Metha menggeleng lemah. "Tidak," matanya kemudian beradu dengan Harry, "Harry … ayo."
Mata Harry menggelap, ia menengok ke belakang sejenak. Beberapa orang tersisa, ada yang tak bernyawa, ada yang masih bergerak-gerak pelan, seperti meminta ampunan. Sesuatu mengetuk hatinya.
"Pergilah," ujar Harry kemudian. "Aku ada sesuatu yang perlu di selesaikan."
"Are you fucking crazy?" omel Louis. "Kau bisa mati, Harry. Dan aku tidak akan membiarkan itu terjadi, seperti halnya Metha."
"Diam dan pergi. Bawa Metha bersamamu, ini tidak akan lama. Aku janji."
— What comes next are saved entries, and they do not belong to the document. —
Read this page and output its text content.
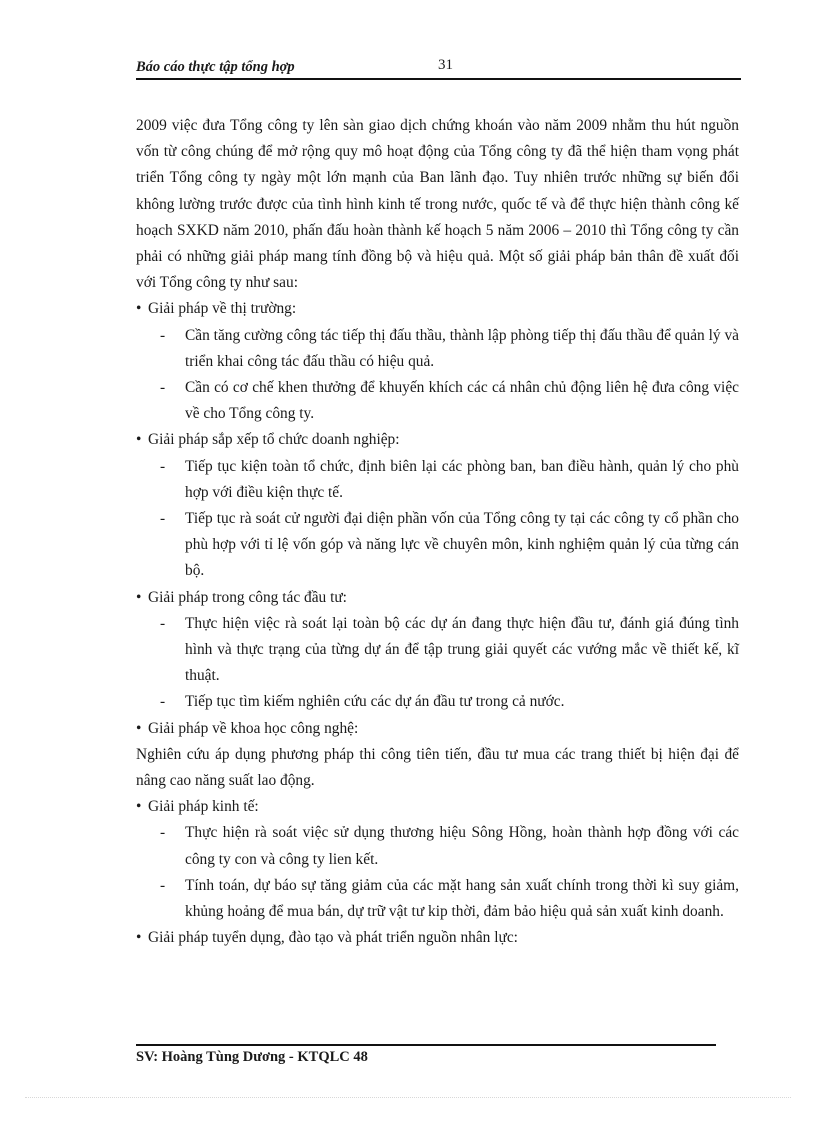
Báo cáo thực tập tổng hợp	31

2009 việc đưa Tổng công ty lên sàn giao dịch chứng khoán vào năm 2009 nhằm thu hút nguồn vốn từ công chúng để mở rộng quy mô hoạt động của Tổng công ty đã thể hiện tham vọng phát triển Tổng công ty ngày một lớn mạnh của Ban lãnh đạo. Tuy nhiên trước những sự biến đổi không lường trước được của tình hình kinh tế trong nước, quốc tế và để thực hiện thành công kế hoạch SXKD năm 2010, phấn đấu hoàn thành kế hoạch 5 năm 2006 – 2010 thì Tổng công ty cần phải có những giải pháp mang tính đồng bộ và hiệu quả. Một số giải pháp bản thân đề xuất đối với Tổng công ty như sau:

• Giải pháp về thị trường:

- Cần tăng cường công tác tiếp thị đấu thầu, thành lập phòng tiếp thị đấu thầu để quản lý và triển khai công tác đấu thầu có hiệu quả.

- Cần có cơ chế khen thưởng để khuyến khích các cá nhân chủ động liên hệ đưa công việc về cho Tổng công ty.

• Giải pháp sắp xếp tổ chức doanh nghiệp:

- Tiếp tục kiện toàn tổ chức, định biên lại các phòng ban, ban điều hành, quản lý cho phù hợp với điều kiện thực tế.

- Tiếp tục rà soát cử người đại diện phần vốn của Tổng công ty tại các công ty cổ phần cho phù hợp với tỉ lệ vốn góp và năng lực về chuyên môn, kinh nghiệm quản lý của từng cán bộ.

• Giải pháp trong công tác đầu tư:

- Thực hiện việc rà soát lại toàn bộ các dự án đang thực hiện đầu tư, đánh giá đúng tình hình và thực trạng của từng dự án để tập trung giải quyết các vướng mắc về thiết kế, kĩ thuật.

- Tiếp tục tìm kiếm nghiên cứu các dự án đầu tư trong cả nước.

• Giải pháp về khoa học công nghệ:

Nghiên cứu áp dụng phương pháp thi công tiên tiến, đầu tư mua các trang thiết bị hiện đại để nâng cao năng suất lao động.

• Giải pháp kinh tế:

- Thực hiện rà soát việc sử dụng thương hiệu Sông Hồng, hoàn thành hợp đồng với các công ty con và công ty lien kết.

- Tính toán, dự báo sự tăng giảm của các mặt hang sản xuất chính trong thời kì suy giảm, khủng hoảng để mua bán, dự trữ vật tư kip thời, đảm bảo hiệu quả sản xuất kinh doanh.

• Giải pháp tuyển dụng, đào tạo và phát triển nguồn nhân lực:

SV: Hoàng Tùng Dương - KTQLC 48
Louis spontan menyerahkan Metha pada Clarissa. Sedangkan Clarissa mengerti, namun Metha makin memberontak. Ia tak memedulikan sakitnya luka dan banyaknya ia kehilangan darah.
"Diam!" sentak Louis. "Kau akan makin menyusahkan jika menolak. Ikut Clarissa, aku dan Harry akan kembali sebelum gas itu meledak."
"Louis … " Clarissa bersuara pelan. Perlahan setitik air mata jatuh dari mata kirinya.
Louis menyentuh pipi tirus Clarissa sejenak. Ia kemudian mengecup puncak kepala Clarissa sejenak. "Promise."
Saat Clarissa mengangguk, Louis berlari menyusul Harry.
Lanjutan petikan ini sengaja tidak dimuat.